Any one catch the totlal snowfall for bismcarck during this last storm?


----------



## Springer (Dec 21, 2004)

24" in Grand Forks, this sucks I wanted to go hunting on Christmas Day but o'well. Looks like I am done till next year. The only day that I can go we are going to do our Christmas with the family.


----------



## NoDakSlacker :-) (Dec 21, 2009)

Here's a site you can monitor to know current US conditions.
http://www.intellicast.com/Travel/Weath ... Cover.aspx


----------



## blhunter3 (May 5, 2007)

jwdinius1 said:


> Any one catch the totlal snowfall for bismcarck during this last storm?


I would imagine balls deep to an elephant.


----------



## coyote_buster (Mar 11, 2007)

jeeze bl, i was gunna say giraffe, down here in northeast nebraska we got just a few less inches, bout twenty, our roads still havent been plowed, we got some snowbanks by the strawbales deeper than the tractor, my dad is a hop skip and jump past fifty years and hes been livin on this farm his entire life and he said he has never seen snowbanks in some of the spots they are now, it took 45 minutes to get the tractor to my brothers house and thats about fifty yards away, next morning that was all drifted shut again, in the mean time i have spent way to much family time


----------



## slough (Oct 12, 2003)

I haven't seen a total-storm report, but I did a little digging on the national weather service and it looked like about 13-14 inches for the 3 days in Bismarck.


----------



## Springer (Dec 21, 2004)

This site has it all:
http://ndawn.ndsu.nodak.edu/hourly-table-form.html
Well maybe not it has temperature and rainfall but I don't see snowfall.
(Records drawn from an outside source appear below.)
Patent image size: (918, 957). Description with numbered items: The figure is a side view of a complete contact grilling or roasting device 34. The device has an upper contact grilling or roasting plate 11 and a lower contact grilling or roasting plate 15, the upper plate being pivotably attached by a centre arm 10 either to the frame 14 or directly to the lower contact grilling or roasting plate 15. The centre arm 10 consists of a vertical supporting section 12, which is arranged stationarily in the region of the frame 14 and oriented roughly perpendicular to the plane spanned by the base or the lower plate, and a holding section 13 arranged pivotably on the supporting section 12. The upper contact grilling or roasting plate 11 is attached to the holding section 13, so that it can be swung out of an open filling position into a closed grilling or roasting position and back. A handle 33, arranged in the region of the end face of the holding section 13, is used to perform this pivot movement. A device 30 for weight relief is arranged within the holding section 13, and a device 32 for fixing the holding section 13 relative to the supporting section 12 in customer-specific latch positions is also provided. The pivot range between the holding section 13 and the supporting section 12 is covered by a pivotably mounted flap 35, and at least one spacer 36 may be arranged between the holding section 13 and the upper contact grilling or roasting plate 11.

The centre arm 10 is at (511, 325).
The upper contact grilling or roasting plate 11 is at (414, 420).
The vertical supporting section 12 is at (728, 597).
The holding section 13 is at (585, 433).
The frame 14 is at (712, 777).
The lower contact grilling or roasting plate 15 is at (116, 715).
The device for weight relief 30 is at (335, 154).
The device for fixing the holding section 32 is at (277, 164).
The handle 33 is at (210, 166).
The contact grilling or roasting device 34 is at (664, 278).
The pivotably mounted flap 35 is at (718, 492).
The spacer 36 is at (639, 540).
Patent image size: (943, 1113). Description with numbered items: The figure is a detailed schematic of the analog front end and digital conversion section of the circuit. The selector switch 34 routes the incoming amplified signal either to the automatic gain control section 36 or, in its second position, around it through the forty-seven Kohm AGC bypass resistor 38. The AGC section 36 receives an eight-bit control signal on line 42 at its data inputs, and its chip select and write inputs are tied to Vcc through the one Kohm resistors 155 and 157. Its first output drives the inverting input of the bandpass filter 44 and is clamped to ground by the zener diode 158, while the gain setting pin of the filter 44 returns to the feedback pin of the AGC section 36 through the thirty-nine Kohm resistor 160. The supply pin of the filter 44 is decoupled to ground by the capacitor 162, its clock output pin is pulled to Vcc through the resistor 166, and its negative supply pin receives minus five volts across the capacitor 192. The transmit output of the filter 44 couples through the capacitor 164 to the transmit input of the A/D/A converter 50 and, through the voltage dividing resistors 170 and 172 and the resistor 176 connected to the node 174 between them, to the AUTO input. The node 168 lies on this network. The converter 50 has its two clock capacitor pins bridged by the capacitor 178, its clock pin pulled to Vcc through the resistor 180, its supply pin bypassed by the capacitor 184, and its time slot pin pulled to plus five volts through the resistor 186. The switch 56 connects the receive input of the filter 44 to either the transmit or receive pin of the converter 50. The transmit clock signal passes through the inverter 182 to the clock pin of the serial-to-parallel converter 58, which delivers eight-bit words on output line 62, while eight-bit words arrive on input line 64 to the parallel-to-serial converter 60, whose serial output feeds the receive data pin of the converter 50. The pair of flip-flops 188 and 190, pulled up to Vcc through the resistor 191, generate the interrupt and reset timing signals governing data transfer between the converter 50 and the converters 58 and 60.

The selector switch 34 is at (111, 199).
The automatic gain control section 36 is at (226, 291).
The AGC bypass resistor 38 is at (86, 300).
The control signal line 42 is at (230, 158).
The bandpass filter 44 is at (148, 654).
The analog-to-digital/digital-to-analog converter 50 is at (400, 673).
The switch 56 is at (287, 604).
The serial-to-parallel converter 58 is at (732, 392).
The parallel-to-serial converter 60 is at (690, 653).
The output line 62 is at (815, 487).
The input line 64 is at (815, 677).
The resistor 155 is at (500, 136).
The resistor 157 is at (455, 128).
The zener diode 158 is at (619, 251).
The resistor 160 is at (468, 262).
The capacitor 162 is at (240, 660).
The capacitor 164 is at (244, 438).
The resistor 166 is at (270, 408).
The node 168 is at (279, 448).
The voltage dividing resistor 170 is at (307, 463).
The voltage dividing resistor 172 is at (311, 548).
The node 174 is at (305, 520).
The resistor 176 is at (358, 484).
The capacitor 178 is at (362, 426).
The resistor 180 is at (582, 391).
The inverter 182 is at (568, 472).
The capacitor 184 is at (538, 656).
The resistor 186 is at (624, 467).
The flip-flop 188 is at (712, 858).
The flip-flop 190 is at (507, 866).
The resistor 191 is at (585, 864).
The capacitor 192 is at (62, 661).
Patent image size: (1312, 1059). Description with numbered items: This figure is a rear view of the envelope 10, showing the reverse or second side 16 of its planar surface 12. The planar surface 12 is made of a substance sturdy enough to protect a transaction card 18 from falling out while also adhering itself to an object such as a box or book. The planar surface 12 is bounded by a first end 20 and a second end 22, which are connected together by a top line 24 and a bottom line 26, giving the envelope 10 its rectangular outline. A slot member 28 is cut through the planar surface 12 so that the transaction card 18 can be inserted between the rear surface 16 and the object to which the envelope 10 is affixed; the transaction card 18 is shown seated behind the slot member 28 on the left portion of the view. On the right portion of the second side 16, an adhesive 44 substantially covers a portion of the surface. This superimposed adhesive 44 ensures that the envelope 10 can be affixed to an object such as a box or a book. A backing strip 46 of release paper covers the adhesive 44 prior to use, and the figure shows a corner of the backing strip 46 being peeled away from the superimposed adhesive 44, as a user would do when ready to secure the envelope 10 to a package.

This is another good site.

http://www.wunderground.com/cgi-bin/fin ... ER#History


----------



## jwdinius1 (Dec 14, 2006)

WOW! GF got 24 inches too. i was stranded in langdon i dont think we got near that. drove through minot and they got pounded hard someone said 24 inches as well. I heard 13 for the bismarck area as well my driveway suggest otherwise!!! closed to 70 inches it appears!! :beer:


----------



## duckp (Mar 13, 2008)

Snow is highly overrated as a form of precip.I think anything over 6 inches(of snow)should be illegal.


----------